Nearly five months later when the top DGHS officials were asked about those hospitals, they evaded the question. At present, 24 dedicated Covid-19 hospitals in the country have centralised oxygen supply systems, according to the latest data from the Management Information System of the DGHS.
SCREENING STILL LAX
Despite some progress, the government is struggling to implement the guideline on ensuring that no passenger is allowed come from a foreign destination without a negative Covid-19 certificate, Dr Shahnila Ferdousi, director of the Center for Disease Control at the DGHS, said while talking about the latest state of screening at the country's entry points.
"We have sent a letter to the Civil Aviation Authority of Bangladesh to ensure that airlines do not carry passengers without Covid-19 certificates, but it is not working."
She also said the screening situation has improved, but there is lots still to do.
NO PROGRESS ON RAPID ANTIGEN TESTING
Authorities have also failed to announce any hard deadline for introducing the much-talked-about antigen-based rapid testing.
"We will start training staffers to conduct antigen-based rapid testing from next week and hopefully will be able to introduce rapid testing next month," Prof Meerjady Sabrina Flora, additional director general of the health directorate, told journalists in the meeting.

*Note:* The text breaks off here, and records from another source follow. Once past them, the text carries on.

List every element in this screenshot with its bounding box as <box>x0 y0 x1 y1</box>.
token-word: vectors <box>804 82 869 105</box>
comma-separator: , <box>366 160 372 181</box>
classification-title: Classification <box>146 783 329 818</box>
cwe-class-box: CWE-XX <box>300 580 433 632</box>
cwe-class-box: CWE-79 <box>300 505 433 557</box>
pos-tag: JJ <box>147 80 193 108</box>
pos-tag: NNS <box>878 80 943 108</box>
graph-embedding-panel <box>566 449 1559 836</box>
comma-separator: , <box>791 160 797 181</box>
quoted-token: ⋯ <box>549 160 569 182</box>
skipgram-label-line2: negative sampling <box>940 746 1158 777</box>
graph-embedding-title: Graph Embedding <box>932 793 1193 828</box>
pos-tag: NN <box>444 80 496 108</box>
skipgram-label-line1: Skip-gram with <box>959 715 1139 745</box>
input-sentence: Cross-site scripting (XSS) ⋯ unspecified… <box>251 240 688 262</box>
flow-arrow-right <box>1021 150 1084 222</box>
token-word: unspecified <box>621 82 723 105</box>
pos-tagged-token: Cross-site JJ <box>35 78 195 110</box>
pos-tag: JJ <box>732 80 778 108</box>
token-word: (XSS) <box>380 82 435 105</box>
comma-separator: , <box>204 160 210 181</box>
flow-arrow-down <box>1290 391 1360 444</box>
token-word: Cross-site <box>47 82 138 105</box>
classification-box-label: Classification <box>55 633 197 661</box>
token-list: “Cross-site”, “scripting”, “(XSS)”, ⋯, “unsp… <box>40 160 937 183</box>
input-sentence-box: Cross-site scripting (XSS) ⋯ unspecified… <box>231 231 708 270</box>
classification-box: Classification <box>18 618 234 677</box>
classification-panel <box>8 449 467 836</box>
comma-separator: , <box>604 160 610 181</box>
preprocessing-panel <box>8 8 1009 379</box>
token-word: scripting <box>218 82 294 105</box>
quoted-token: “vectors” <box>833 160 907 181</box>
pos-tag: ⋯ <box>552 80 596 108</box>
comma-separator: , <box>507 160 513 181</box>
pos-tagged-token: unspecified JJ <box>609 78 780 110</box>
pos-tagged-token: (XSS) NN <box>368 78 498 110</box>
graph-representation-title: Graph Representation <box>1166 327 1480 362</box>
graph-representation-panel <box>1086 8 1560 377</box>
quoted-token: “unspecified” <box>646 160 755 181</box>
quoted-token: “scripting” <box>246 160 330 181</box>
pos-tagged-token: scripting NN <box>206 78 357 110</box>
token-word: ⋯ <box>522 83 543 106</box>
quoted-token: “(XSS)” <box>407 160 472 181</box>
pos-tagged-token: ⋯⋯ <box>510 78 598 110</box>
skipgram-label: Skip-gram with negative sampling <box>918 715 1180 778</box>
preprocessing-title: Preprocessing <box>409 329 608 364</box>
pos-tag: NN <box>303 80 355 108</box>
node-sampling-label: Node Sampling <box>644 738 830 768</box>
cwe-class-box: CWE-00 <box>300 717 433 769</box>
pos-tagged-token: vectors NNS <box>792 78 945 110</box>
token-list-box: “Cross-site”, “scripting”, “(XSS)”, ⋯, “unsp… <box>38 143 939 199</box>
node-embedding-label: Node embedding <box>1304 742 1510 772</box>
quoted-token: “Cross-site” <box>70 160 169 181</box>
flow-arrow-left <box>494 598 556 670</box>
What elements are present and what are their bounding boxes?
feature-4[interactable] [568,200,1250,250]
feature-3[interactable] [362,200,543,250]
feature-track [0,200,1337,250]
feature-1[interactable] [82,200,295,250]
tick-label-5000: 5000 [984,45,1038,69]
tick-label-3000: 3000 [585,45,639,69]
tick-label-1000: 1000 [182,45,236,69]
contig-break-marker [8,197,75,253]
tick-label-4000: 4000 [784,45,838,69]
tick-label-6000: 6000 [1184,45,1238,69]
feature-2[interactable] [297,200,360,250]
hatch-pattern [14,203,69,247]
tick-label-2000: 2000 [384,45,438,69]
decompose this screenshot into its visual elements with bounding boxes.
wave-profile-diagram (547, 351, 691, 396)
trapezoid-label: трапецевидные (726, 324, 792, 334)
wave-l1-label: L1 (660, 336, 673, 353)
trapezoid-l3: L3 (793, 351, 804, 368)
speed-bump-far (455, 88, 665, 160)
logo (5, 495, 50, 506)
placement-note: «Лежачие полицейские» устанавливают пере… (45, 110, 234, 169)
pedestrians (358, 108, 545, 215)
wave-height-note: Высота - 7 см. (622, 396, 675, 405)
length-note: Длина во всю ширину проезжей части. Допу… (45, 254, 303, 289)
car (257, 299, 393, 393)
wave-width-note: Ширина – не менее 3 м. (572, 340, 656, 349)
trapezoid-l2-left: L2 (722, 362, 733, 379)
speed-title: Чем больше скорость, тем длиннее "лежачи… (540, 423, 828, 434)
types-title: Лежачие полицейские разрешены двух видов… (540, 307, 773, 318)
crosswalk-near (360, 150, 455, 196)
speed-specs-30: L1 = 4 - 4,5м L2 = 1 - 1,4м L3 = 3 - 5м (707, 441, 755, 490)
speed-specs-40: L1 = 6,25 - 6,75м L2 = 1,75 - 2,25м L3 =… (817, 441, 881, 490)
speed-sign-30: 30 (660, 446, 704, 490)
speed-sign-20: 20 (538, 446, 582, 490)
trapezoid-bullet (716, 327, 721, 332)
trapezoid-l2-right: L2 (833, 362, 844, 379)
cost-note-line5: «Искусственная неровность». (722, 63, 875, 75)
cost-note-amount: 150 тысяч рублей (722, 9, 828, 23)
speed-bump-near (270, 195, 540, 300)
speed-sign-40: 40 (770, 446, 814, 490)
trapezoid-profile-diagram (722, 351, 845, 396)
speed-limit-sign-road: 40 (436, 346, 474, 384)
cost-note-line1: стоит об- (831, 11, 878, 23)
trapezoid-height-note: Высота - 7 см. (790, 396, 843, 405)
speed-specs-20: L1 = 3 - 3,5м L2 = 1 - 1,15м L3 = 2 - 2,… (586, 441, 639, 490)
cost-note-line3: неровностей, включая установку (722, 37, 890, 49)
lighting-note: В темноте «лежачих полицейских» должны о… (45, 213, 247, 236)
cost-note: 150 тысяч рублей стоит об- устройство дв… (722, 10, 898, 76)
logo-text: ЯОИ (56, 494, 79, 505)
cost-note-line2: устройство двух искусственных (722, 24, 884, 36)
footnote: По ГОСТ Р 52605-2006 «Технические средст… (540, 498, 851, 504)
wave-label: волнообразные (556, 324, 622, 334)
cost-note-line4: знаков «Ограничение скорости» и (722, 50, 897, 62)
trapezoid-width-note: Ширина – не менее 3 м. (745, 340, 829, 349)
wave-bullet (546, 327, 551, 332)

Asked about a specific timeline, she said, "We cannot say right now."
The DGHS is planning to introduce rapid testing in 10 district headquarters where there are no RT-PCR test facilities, she added.
She also spoke of different technical issues regarding the introduction of rapid testing.
Asked whether necessary antigen kits have been imported, she said, "We have a few and will bring more soon."
The health services division of the health ministry on September 17 approved the antigen rapid testing kit after months of bureaucratic exercises.
Officials in the press meet said the testing protocol for antigen-based rapid tests was awaiting the health ministry's approval.
DGHS Director General Prof ABM Khurshid Alam said, "Taking today's suggestions from journalists into consideration, we will be able to undertake rest of the tasks ahead. We had or have shortcomings in promotional activities; we are trying to move forward. However, you have to come forward too."